Читать «Мой папа – Штирлиц (сборник)» онлайн - страница 90

Ольга Исаева

Казаться крутой, ироничной, надменной, неподражаемо «своей», чтобы никто, даже самые любимые «любимые», не смог распознать за светской штукатуркой моей растерянности и неадекватности. Кроме того, чтобы стать по-настоящему своей, срочно требовалось обрести собственное амплуа, ибо в среде поэтов и художников нет и не может быть «своих», кроме них самих, а роль девочки-дурочки меня не устраивала. Здесь мне не помогли бы ни эффектная внешность, ни актерская способность к мимикрии. Помощь пришла совсем с неожиданной стороны.

Мои друзья – обладатели подозрительно звучащих для русского уха фамилий, обитатели коммуналок, хрущоб и подвалов, чьи деды приехали в Москву из местечек, а отцы из мест заключения, адепты самиздата, не столь отверженные социумом, сколь его категорически отвергшие, с космополитическим задором объявившие своей исторической родиной столицу мирового концептуализма – город Нью-Йорк, были тем не менее инфицированы исконным вирусом российского интеллигента – фрейдистским комплексом любви-ненависти ко всему русскому. Очень скоро я догадалась, что, даже не отличая Кьеркегора от Шопенгауэра, Кабакова от Булатова, Некрасова от Рубинштейна… могу заработать себе популярность, смачно повествуя о зияющих высотах русского характера, как приправу к общеупотребительной преснятине используя дивные матерщинные специи. За красноречие и некую достопримечательность фигуры меня вскоре нарекли «Шехерезадницей», и я почила на лаврах.

Фанатичная тусовщица – в те годы я лишь изредка ухитрялась поесть, еще реже выспаться. Домой же старалась ездить совсем редко, дабы «не нарваться на пердячую траву», так как каждый визит заканчивался все тем же «избиением младенцев» или, еще хуже, «битвой на рельсах». Моя скорая на расправу мамочка категорически отказывалась принимать всерьез факт, что «ученого учить – только портить». За отсутствие авторитетов, академические задолженности и запах перегара мама называла меня «проститней», «стервью тонконогой», утверждая, что на уме у меня одни «смехуечки и пиздохаханьки», но ее крики по-прежнему не помогали.

Я презирала ее шашелью побитые коммунистические комплексы, а уж любоваться семейной версией Мухи-Цокотухи с полным отсутствием надежды на счастливый конец… Спасибо большое!

В глубине души меня, конечно, мучило чувство вины, и порой, видя, как сладострастно отчим тиранит маму, хотелось, презрев уроки христианских классиков, «врезать ему по чану, шоб не гавкал», забрать ее и отъехать в неизвестном направлении.

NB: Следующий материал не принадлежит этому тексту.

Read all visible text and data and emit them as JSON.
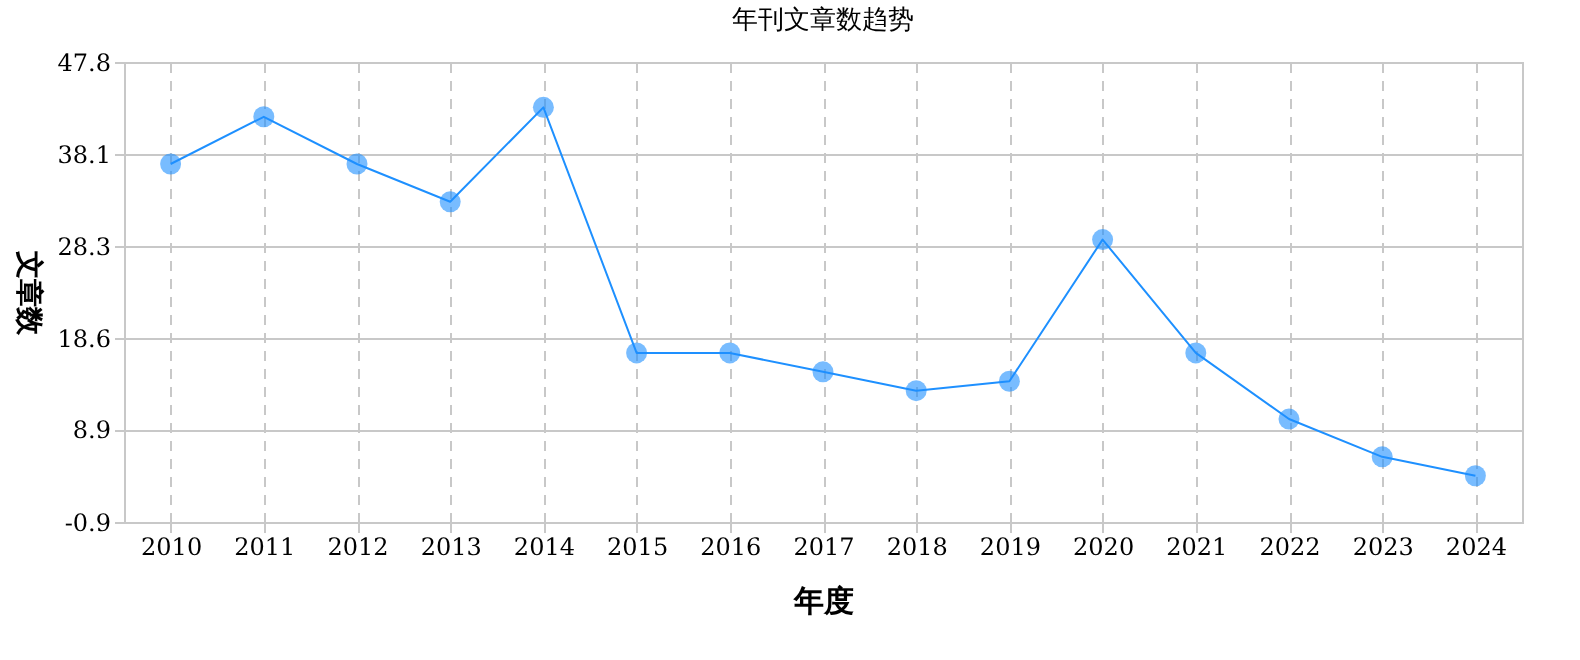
{
  "chart_data": {
    "type": "line",
    "title": "年刊文章数趋势",
    "xlabel": "年度",
    "ylabel": "文章数",
    "categories": [
      "2010",
      "2011",
      "2012",
      "2013",
      "2014",
      "2015",
      "2016",
      "2017",
      "2018",
      "2019",
      "2020",
      "2021",
      "2022",
      "2023",
      "2024"
    ],
    "series": [
      {
        "color": "#1e90ff",
        "values": [
          37,
          42,
          37,
          33,
          43,
          17,
          17,
          15,
          13,
          14,
          29,
          17,
          10,
          6,
          4
        ]
      }
    ],
    "ylim": [
      -0.9,
      47.8
    ],
    "yticks": [
      -0.9,
      8.9,
      18.6,
      28.3,
      38.1,
      47.8
    ],
    "grid": true,
    "marker": "circle",
    "line_style": "solid"
  }
}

Однако «неизвестное направление» располагалось за прояснившим свои семантические контуры бугром, и никто туда никого взять не мог.

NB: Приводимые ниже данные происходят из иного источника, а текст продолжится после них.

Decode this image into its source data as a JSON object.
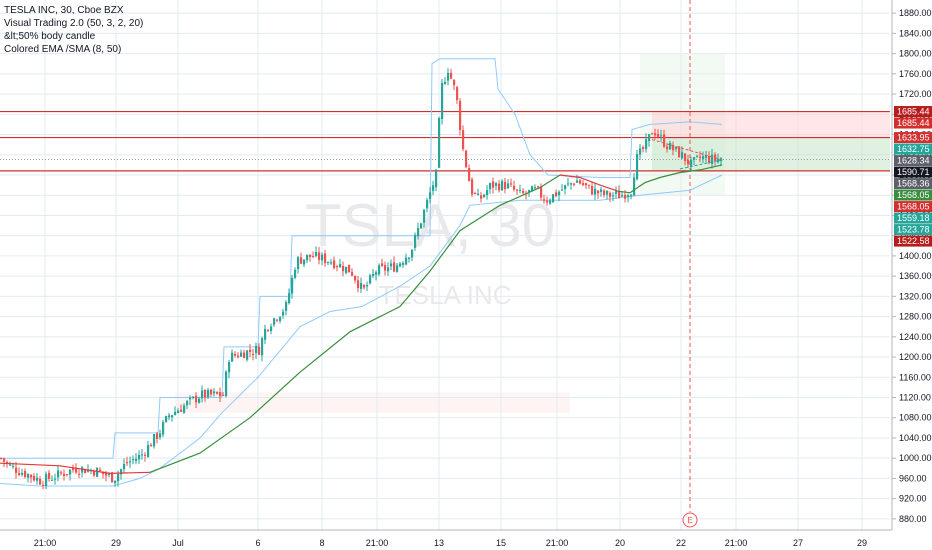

Четыре года я, как в чаду, прожила, пользуясь заимствованными мыслями, временно пустовавшими квартирами и, что греха таить, объятиями чужих мужей. Я порядком надоела себе самой, друзьям и родственникам, исчерпавшим лимит гостеприимства на многие годы вперед. Уже совсем недалеко грозно маячило страшное слово РАСПРЕДЕЛЕНИЕ, а мои поклонники, как перезревшие груши, падали в руки скромных обладательниц штампа с московской пропиской в паспорте.